Immer mehr Unternehmen setzen daher auf Process Mining. Mit diesem Verfahren lassen sich komplette Geschäftsabläufe visualisieren und systematisch analysieren. Auf diese Weise können Verantwortliche schnell herausfinden, wo ein Prozess Schwachstellen aufweist oder sich noch weiter optimieren lässt.

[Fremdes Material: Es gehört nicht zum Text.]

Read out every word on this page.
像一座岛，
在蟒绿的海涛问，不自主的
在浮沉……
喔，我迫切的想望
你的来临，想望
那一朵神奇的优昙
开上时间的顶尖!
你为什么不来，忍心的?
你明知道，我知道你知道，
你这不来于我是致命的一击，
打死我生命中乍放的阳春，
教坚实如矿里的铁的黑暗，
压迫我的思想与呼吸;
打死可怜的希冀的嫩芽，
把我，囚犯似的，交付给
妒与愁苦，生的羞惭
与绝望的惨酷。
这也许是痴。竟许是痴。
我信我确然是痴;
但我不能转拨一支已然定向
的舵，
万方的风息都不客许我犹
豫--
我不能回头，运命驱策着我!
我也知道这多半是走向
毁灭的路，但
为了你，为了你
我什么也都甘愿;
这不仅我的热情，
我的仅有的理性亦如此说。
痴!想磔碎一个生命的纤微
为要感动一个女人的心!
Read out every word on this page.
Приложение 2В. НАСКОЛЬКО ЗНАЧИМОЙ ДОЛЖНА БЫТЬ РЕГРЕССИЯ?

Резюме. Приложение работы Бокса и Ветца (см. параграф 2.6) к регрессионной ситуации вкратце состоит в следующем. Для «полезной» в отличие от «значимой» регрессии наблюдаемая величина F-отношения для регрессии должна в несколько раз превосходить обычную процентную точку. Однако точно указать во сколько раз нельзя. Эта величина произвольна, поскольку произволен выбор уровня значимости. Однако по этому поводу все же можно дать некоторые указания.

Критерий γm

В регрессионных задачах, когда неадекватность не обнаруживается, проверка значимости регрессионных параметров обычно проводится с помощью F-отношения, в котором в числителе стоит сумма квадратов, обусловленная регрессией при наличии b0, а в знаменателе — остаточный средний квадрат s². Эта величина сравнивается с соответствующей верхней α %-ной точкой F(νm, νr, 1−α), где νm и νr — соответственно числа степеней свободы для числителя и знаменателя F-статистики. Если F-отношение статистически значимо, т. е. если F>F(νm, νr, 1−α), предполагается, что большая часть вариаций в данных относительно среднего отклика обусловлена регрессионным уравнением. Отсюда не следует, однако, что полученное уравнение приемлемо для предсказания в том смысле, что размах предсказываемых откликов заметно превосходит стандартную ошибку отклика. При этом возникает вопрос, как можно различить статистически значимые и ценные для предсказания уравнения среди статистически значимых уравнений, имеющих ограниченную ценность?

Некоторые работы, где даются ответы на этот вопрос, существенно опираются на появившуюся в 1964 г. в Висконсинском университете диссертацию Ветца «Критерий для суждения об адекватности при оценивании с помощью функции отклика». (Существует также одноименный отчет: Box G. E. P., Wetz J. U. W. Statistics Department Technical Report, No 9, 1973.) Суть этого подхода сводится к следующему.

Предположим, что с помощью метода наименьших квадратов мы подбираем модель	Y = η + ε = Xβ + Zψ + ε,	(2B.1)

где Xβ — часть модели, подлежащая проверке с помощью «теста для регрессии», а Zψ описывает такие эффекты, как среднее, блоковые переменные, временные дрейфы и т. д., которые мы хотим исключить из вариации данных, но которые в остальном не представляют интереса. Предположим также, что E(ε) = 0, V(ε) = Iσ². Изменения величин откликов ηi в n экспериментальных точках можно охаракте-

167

Process Mining wurzelt von seiner Grundidee her im Data Mining, also der systematischen Anwendung statistischer Methoden auf große Datenbestände, um auf Basis dieser Analysen Querverbindungen, Muster und Trends zu erkennen. Typische Einsatzgebiete von Data Mining sind beispielsweise die Personalisierung von Angeboten sowie Warenkorbanalysen.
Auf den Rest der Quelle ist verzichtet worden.